Most often, he is speaking in a familiar manner about his own personal feelings. As many people have pointed out, precisely because he is speaking to individuals or to small audience, his remarks often lack the precision of a formal definition. Moreover, he is usually tailoring his remarks to that particular audience. Further, because of his informal manner of speaking, he often leaves out necessary precisions and clarifications that might help clarify his thought.

It should be noted, too, that often he is not making an objective statement about the truth. That is, there are many kinds of statements that do not make truth claims. Questions, for instance, cannot be evaluated as true or false. “It is raining,” makes a claim that can be verified as true or rejected as false; “Is it raining?” does not make a claim one way or another. Pope Francis often uses rhetorical devices that do not make truth claims. Many statements, especially in casual conversation (Pope Francis’ preferred way of speaking) have a minimal truth value. When you say, “It’s a nice day” you’re not making a profound statement. It can be true or false in different ways, depending on the context in which it is said. It might mean the weather is pleasant, or that the speaker is having a good day, or that it’s a nice day for this time of year, or it could be a meaningless platitude. In none of these cases is the speaker making any profound claims about the niceness of that particular day—and he is certainly not obliging his hearers to accept this as the truth.
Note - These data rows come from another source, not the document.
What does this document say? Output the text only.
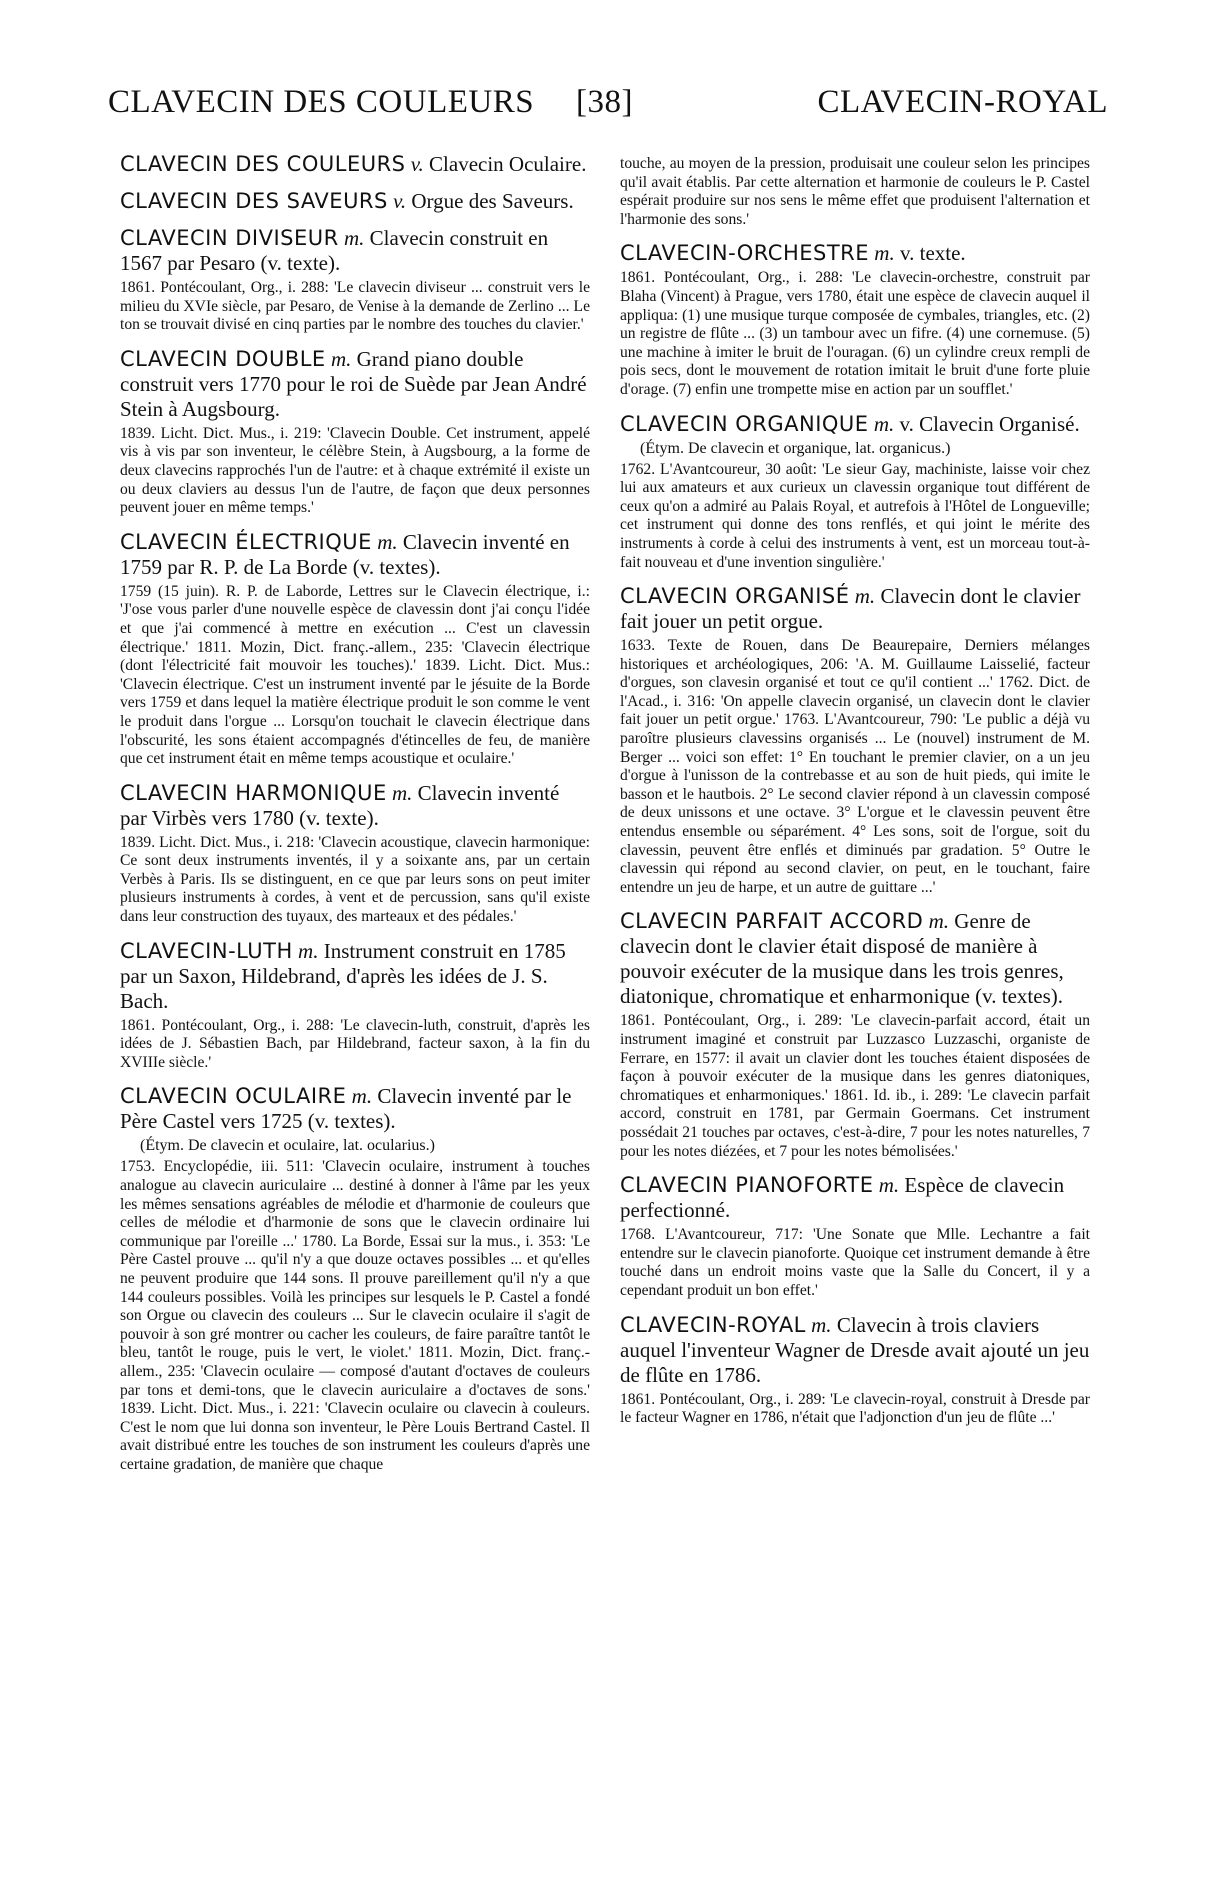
CLAVECIN DES COULEURS [38]	CLAVECIN-ROYAL

CLAVECIN DES COULEURS v. Clavecin Oculaire.

CLAVECIN DES SAVEURS v. Orgue des Saveurs.

CLAVECIN DIVISEUR m. Clavecin construit en 1567 par Pesaro (v. texte).

1861. Pontécoulant, Org., i. 288: 'Le clavecin diviseur ... construit vers le milieu du XVIe siècle, par Pesaro, de Venise à la demande de Zerlino ... Le ton se trouvait divisé en cinq parties par le nombre des touches du clavier.'

CLAVECIN DOUBLE m. Grand piano double construit vers 1770 pour le roi de Suède par Jean André Stein à Augsbourg.

1839. Licht. Dict. Mus., i. 219: 'Clavecin Double. Cet instrument, appelé vis à vis par son inventeur, le célèbre Stein, à Augsbourg, a la forme de deux clavecins rapprochés l'un de l'autre: et à chaque extrémité il existe un ou deux claviers au dessus l'un de l'autre, de façon que deux personnes peuvent jouer en même temps.'

CLAVECIN ÉLECTRIQUE m. Clavecin inventé en 1759 par R. P. de La Borde (v. textes).

1759 (15 juin). R. P. de Laborde, Lettres sur le Clavecin électrique, i.: 'J'ose vous parler d'une nouvelle espèce de clavessin dont j'ai conçu l'idée et que j'ai commencé à mettre en exécution ... C'est un clavessin électrique.' 1811. Mozin, Dict. franç.-allem., 235: 'Clavecin électrique (dont l'électricité fait mouvoir les touches).' 1839. Licht. Dict. Mus.: 'Clavecin électrique. C'est un instrument inventé par le jésuite de la Borde vers 1759 et dans lequel la matière électrique produit le son comme le vent le produit dans l'orgue ... Lorsqu'on touchait le clavecin électrique dans l'obscurité, les sons étaient accompagnés d'étincelles de feu, de manière que cet instrument était en même temps acoustique et oculaire.'

CLAVECIN HARMONIQUE m. Clavecin inventé par Virbès vers 1780 (v. texte).

1839. Licht. Dict. Mus., i. 218: 'Clavecin acoustique, clavecin harmonique: Ce sont deux instruments inventés, il y a soixante ans, par un certain Verbès à Paris. Ils se distinguent, en ce que par leurs sons on peut imiter plusieurs instruments à cordes, à vent et de percussion, sans qu'il existe dans leur construction des tuyaux, des marteaux et des pédales.'

CLAVECIN-LUTH m. Instrument construit en 1785 par un Saxon, Hildebrand, d'après les idées de J. S. Bach.

1861. Pontécoulant, Org., i. 288: 'Le clavecin-luth, construit, d'après les idées de J. Sébastien Bach, par Hildebrand, facteur saxon, à la fin du XVIIIe siècle.'

CLAVECIN OCULAIRE m. Clavecin inventé par le Père Castel vers 1725 (v. textes).

(Étym. De clavecin et oculaire, lat. ocularius.)

1753. Encyclopédie, iii. 511: 'Clavecin oculaire, instrument à touches analogue au clavecin auriculaire ... destiné à donner à l'âme par les yeux les mêmes sensations agréables de mélodie et d'harmonie de couleurs que celles de mélodie et d'harmonie de sons que le clavecin ordinaire lui communique par l'oreille ...' 1780. La Borde, Essai sur la mus., i. 353: 'Le Père Castel prouve ... qu'il n'y a que douze octaves possibles ... et qu'elles ne peuvent produire que 144 sons. Il prouve pareillement qu'il n'y a que 144 couleurs possibles. Voilà les principes sur lesquels le P. Castel a fondé son Orgue ou clavecin des couleurs ... Sur le clavecin oculaire il s'agit de pouvoir à son gré montrer ou cacher les couleurs, de faire paraître tantôt le bleu, tantôt le rouge, puis le vert, le violet.' 1811. Mozin, Dict. franç.-allem., 235: 'Clavecin oculaire — composé d'autant d'octaves de couleurs par tons et demi-tons, que le clavecin auriculaire a d'octaves de sons.' 1839. Licht. Dict. Mus., i. 221: 'Clavecin oculaire ou clavecin à couleurs. C'est le nom que lui donna son inventeur, le Père Louis Bertrand Castel. Il avait distribué entre les touches de son instrument les couleurs d'après une certaine gradation, de manière que chaque

touche, au moyen de la pression, produisait une couleur selon les principes qu'il avait établis. Par cette alternation et harmonie de couleurs le P. Castel espérait produire sur nos sens le même effet que produisent l'alternation et l'harmonie des sons.'

CLAVECIN-ORCHESTRE m. v. texte.

1861. Pontécoulant, Org., i. 288: 'Le clavecin-orchestre, construit par Blaha (Vincent) à Prague, vers 1780, était une espèce de clavecin auquel il appliqua: (1) une musique turque composée de cymbales, triangles, etc. (2) un registre de flûte ... (3) un tambour avec un fifre. (4) une cornemuse. (5) une machine à imiter le bruit de l'ouragan. (6) un cylindre creux rempli de pois secs, dont le mouvement de rotation imitait le bruit d'une forte pluie d'orage. (7) enfin une trompette mise en action par un soufflet.'

CLAVECIN ORGANIQUE m. v. Clavecin Organisé.

(Étym. De clavecin et organique, lat. organicus.)

1762. L'Avantcoureur, 30 août: 'Le sieur Gay, machiniste, laisse voir chez lui aux amateurs et aux curieux un clavessin organique tout différent de ceux qu'on a admiré au Palais Royal, et autrefois à l'Hôtel de Longueville; cet instrument qui donne des tons renflés, et qui joint le mérite des instruments à corde à celui des instruments à vent, est un morceau tout-à-fait nouveau et d'une invention singulière.'

CLAVECIN ORGANISÉ m. Clavecin dont le clavier fait jouer un petit orgue.

1633. Texte de Rouen, dans De Beaurepaire, Derniers mélanges historiques et archéologiques, 206: 'A. M. Guillaume Laisselié, facteur d'orgues, son clavesin organisé et tout ce qu'il contient ...' 1762. Dict. de l'Acad., i. 316: 'On appelle clavecin organisé, un clavecin dont le clavier fait jouer un petit orgue.' 1763. L'Avantcoureur, 790: 'Le public a déjà vu paroître plusieurs clavessins organisés ... Le (nouvel) instrument de M. Berger ... voici son effet: 1° En touchant le premier clavier, on a un jeu d'orgue à l'unisson de la contrebasse et au son de huit pieds, qui imite le basson et le hautbois. 2° Le second clavier répond à un clavessin composé de deux unissons et une octave. 3° L'orgue et le clavessin peuvent être entendus ensemble ou séparément. 4° Les sons, soit de l'orgue, soit du clavessin, peuvent être enflés et diminués par gradation. 5° Outre le clavessin qui répond au second clavier, on peut, en le touchant, faire entendre un jeu de harpe, et un autre de guittare ...'

CLAVECIN PARFAIT ACCORD m. Genre de clavecin dont le clavier était disposé de manière à pouvoir exécuter de la musique dans les trois genres, diatonique, chromatique et enharmonique (v. textes).

1861. Pontécoulant, Org., i. 289: 'Le clavecin-parfait accord, était un instrument imaginé et construit par Luzzasco Luzzaschi, organiste de Ferrare, en 1577: il avait un clavier dont les touches étaient disposées de façon à pouvoir exécuter de la musique dans les genres diatoniques, chromatiques et enharmoniques.' 1861. Id. ib., i. 289: 'Le clavecin parfait accord, construit en 1781, par Germain Goermans. Cet instrument possédait 21 touches par octaves, c'est-à-dire, 7 pour les notes naturelles, 7 pour les notes diézées, et 7 pour les notes bémolisées.'

CLAVECIN PIANOFORTE m. Espèce de clavecin perfectionné.

1768. L'Avantcoureur, 717: 'Une Sonate que Mlle. Lechantre a fait entendre sur le clavecin pianoforte. Quoique cet instrument demande à être touché dans un endroit moins vaste que la Salle du Concert, il y a cependant produit un bon effet.'

CLAVECIN-ROYAL m. Clavecin à trois claviers auquel l'inventeur Wagner de Dresde avait ajouté un jeu de flûte en 1786.

1861. Pontécoulant, Org., i. 289: 'Le clavecin-royal, construit à Dresde par le facteur Wagner en 1786, n'était que l'adjonction d'un jeu de flûte ...'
Still, for all that he is nonetheless the Pope, and in virtue of his role as Vicar of Christ, he is given the graces necessary for his state in life. Of course, we all have the experience of failing to respond to the graces we are given; that one is given graces does not mean that we necessarily respond positively to them. However, because he is the Pope, we must have a certain respect for the man and the office, especially when he is trying to teach us or lead us into good Christian belief and practice. It seems obvious that Pope Francis is sincere in his belief. It is our duty, as good Christians, to be predisposed to think the best of what the Pope says and to be genuinely open to his teaching and docile to his leadership. Pope Francis, though, has himself called on the laity to take a greater role in the Church, and has called on us to challenge him and to make our own contributions to the Church. We can look at the Pope’s words and actions, and, with a spirit of humility and charity, come to the conclusion that they are not particularly helpful—or that they are positively counter-productive, even dangerous. In that case, we might have an obligation to speak out or even resist the Pope. I say might: one does not always have the duty to act, especially when one recognizes that acting would do no good, or that it might even cause greater harm. All of this calls for great prayer and discernment. The spiritual counsels that we must begin with humility and charity; that we must have a great distrust of ourselves and a great confidence in God; that we must begin by looking at and correcting our own faults, are all relevant and necessary. This doesn’t mean we must be perfect before we do anything—else we could never act. As always, we must rely on God to guide and direct us, doing what we can, with God’s grace, to know His will and to do it.